Ottawa Pride is also taking place this week.
Also in 1969, the Criminal Law Amendment Act was passed by the Canadian government.
“This omnibus bill formed the legal foundations for the Canadian gay rights movement, and the beginning of equality in Canada for the queer community. This amendment effectively decriminalized homosexual acts between consenting adults over the age of 21. While this was a major change from the then-recent incarceration of men who were gay, it still did not create equality for the LGBTQ+ community. Even to this day, the criminal code is not equal for people who engage in same-sex expressions of love. We still have to work to do. This is why Minden Pride is needed.”
Rankin noted that this year, just days prior to the start of the event, someone cut a Minden Pride banner off the Loggers’ Crossing footbridge.
“We do not why this occurred, nor the motive behind it,” Rankin said. “What we do know, is that following the sharing of this information, more than 12,000 people and counting have read about this online, and hundreds have sent written support for Minden Pride. A very small, but nonetheless concerning group of people, have chosen to send messages expressing their ignorance and bigotry. This is why we need Minden Pride.”
“Today and this week, Minden, we come together as an inclusive and diverse community, to celebrate who we are and to show that we are proud of ourselves, our friends, and our family members,” Rankin said.
Minden Hills Councillor Jennifer Hughey brought a message of inclusiveness on behalf of the township.
Hughey quoted Russell from a 2017 Minden Times story. In that story, Russell said, “It’s not really all that much about being gay. It’s about being inclusive to everybody. We don’t expect the world to turn gay, we just want everybody to be accepted.”

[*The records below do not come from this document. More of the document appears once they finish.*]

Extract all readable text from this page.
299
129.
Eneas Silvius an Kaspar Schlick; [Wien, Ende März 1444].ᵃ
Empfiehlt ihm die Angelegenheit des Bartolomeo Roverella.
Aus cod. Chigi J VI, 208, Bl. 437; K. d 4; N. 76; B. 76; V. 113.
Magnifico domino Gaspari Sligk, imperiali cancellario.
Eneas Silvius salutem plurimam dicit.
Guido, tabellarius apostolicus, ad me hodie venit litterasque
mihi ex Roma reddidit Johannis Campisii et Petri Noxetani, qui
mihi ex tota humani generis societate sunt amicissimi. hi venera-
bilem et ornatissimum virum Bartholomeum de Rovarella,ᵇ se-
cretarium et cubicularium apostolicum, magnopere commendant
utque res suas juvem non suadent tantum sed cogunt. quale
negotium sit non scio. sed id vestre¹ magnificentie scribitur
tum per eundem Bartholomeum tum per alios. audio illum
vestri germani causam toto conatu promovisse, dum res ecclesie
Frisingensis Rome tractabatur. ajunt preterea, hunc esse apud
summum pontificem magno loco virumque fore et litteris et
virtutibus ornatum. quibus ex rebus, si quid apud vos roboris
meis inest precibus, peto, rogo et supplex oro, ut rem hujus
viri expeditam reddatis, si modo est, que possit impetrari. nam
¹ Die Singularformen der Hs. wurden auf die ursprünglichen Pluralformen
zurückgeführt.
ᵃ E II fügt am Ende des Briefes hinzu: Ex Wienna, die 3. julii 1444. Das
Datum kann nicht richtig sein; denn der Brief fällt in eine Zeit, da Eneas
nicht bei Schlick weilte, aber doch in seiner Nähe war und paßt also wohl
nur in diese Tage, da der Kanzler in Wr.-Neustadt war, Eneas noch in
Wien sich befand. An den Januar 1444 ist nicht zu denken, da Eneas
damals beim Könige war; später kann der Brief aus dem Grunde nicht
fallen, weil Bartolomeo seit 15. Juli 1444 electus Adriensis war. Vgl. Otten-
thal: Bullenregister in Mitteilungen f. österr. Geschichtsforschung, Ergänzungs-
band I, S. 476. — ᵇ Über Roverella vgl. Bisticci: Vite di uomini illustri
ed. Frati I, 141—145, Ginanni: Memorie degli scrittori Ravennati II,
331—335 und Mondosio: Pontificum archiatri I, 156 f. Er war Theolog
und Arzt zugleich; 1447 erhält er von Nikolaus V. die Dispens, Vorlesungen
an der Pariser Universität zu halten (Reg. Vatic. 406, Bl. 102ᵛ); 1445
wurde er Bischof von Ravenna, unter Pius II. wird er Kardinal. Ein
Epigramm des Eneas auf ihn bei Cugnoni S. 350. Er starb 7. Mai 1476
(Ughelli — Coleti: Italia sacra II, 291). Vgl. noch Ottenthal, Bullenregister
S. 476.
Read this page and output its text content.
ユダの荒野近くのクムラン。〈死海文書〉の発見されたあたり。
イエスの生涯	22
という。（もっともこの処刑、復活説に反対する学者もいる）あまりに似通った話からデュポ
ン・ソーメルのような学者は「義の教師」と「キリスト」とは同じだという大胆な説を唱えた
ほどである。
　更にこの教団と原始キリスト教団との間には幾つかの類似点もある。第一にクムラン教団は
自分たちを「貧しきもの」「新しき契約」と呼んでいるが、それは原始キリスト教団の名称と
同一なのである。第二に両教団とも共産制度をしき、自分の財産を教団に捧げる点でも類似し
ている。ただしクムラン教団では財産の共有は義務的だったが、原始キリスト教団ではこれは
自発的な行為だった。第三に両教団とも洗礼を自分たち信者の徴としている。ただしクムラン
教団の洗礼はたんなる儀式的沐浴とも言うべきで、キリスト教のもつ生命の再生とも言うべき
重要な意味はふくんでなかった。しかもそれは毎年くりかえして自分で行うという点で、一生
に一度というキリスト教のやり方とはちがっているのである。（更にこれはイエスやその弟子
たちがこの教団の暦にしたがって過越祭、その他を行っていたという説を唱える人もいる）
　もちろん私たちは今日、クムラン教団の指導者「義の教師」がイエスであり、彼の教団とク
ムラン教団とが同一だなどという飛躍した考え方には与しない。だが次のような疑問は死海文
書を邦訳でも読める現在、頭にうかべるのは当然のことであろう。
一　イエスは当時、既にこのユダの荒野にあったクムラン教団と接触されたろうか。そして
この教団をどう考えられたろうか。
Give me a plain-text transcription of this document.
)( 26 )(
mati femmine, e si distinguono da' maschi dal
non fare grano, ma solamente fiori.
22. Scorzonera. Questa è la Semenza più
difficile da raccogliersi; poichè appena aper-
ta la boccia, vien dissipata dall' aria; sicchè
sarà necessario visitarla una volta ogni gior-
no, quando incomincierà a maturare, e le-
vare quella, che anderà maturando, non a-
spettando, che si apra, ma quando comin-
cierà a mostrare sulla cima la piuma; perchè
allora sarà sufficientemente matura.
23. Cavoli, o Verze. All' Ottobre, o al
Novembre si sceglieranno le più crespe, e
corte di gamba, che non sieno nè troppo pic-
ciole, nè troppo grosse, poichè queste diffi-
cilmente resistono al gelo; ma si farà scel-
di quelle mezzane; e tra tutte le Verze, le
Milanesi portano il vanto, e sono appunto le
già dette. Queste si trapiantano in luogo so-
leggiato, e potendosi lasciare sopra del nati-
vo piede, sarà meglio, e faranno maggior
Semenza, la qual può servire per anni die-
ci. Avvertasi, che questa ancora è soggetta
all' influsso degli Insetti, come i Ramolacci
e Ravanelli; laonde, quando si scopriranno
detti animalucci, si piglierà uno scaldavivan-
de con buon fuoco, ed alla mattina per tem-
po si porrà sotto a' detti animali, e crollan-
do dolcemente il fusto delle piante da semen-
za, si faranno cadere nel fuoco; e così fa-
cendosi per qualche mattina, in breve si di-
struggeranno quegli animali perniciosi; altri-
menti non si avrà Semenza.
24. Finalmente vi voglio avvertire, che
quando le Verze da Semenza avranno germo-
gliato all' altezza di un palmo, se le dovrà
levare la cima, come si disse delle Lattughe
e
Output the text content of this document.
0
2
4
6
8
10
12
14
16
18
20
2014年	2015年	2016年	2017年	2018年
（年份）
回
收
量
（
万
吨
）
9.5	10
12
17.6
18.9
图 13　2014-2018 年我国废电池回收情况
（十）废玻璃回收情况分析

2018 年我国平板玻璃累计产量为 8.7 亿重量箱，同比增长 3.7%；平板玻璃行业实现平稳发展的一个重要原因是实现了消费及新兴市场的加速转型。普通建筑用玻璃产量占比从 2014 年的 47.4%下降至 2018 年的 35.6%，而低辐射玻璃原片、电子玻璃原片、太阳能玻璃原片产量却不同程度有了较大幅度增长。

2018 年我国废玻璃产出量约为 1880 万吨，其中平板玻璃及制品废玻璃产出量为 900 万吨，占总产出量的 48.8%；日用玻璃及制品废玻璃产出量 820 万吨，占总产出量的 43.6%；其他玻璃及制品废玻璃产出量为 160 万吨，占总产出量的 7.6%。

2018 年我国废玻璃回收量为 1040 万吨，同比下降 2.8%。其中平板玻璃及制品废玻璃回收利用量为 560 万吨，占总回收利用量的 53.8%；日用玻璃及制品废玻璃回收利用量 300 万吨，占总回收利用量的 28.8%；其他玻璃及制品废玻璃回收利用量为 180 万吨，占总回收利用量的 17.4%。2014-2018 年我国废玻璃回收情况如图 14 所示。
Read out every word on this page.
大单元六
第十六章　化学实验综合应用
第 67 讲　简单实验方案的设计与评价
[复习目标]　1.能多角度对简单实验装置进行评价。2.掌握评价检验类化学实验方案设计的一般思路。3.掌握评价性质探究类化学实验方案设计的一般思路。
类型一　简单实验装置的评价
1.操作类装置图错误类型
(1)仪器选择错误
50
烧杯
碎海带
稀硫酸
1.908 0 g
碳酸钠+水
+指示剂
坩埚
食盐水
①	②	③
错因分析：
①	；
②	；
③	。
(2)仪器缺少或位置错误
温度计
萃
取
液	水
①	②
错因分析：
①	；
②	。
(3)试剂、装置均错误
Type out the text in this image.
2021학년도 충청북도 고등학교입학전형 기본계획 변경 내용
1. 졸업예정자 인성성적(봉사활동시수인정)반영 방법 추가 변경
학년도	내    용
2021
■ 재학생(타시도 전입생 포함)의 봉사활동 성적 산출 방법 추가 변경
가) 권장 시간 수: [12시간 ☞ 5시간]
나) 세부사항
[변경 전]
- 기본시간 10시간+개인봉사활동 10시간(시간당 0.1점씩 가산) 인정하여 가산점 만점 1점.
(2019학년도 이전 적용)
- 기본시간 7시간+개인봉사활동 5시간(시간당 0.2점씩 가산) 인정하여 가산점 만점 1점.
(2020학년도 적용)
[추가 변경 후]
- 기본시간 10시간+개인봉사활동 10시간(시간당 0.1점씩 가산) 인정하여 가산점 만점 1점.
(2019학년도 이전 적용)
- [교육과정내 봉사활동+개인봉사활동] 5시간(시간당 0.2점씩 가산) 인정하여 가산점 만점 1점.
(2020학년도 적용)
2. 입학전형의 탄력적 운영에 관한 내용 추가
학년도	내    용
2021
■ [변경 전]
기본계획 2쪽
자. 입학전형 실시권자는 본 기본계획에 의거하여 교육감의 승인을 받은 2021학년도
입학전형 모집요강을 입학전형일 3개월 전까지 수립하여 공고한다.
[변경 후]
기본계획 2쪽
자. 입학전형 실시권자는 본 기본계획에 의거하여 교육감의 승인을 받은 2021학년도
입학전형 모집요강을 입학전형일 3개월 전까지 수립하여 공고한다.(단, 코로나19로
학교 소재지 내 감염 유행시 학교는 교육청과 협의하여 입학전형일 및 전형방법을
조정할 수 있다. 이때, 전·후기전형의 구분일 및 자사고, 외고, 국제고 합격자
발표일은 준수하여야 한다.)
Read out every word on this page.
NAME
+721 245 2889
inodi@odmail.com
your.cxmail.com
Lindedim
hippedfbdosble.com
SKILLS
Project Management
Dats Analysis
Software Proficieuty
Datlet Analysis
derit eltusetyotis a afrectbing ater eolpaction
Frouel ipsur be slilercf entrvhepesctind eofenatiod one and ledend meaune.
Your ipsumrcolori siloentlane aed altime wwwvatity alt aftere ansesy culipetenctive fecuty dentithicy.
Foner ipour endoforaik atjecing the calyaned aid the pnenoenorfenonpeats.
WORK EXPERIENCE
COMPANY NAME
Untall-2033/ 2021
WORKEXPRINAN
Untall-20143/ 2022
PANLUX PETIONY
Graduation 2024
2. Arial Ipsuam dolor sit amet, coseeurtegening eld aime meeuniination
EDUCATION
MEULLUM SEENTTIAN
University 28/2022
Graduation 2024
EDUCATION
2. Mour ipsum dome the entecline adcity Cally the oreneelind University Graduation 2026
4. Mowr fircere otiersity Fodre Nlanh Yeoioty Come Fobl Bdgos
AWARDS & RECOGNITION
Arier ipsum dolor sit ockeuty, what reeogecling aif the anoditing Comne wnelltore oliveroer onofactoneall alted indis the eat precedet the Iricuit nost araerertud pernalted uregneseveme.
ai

“And I think that’s what all of us here want, am I right?” Hughey said to a round of applause.
Hughey thanked Minden Pride organizers, and referencing the situation with the banner, said, “We rally around ourselves. We are a very caring community and I think that’s something we should all be proud of. Certainly, I think we’re just looking for the practice of including people who might otherwise be excluded, or marginalized, and working hard as a group, as a township, as a county, and world . . . to promote inclusion. I think this community does a really good job at doing that, and I’m very proud to be part of it.”
Russell gave a talk about the significance of the colours on the Pride flag, and The Minden Pride Players, directed by Daniel Manley, provided a musical backdrop that included renditions of songs by Queen, the Village People, and Respect, the Otis Redding song made famous by Aretha Franklin.
Jerelyn Craden, accompanied by guitarist Rob Muir, sang Somewhere Over the Rainbow as the Pride flag was raised outside the township office.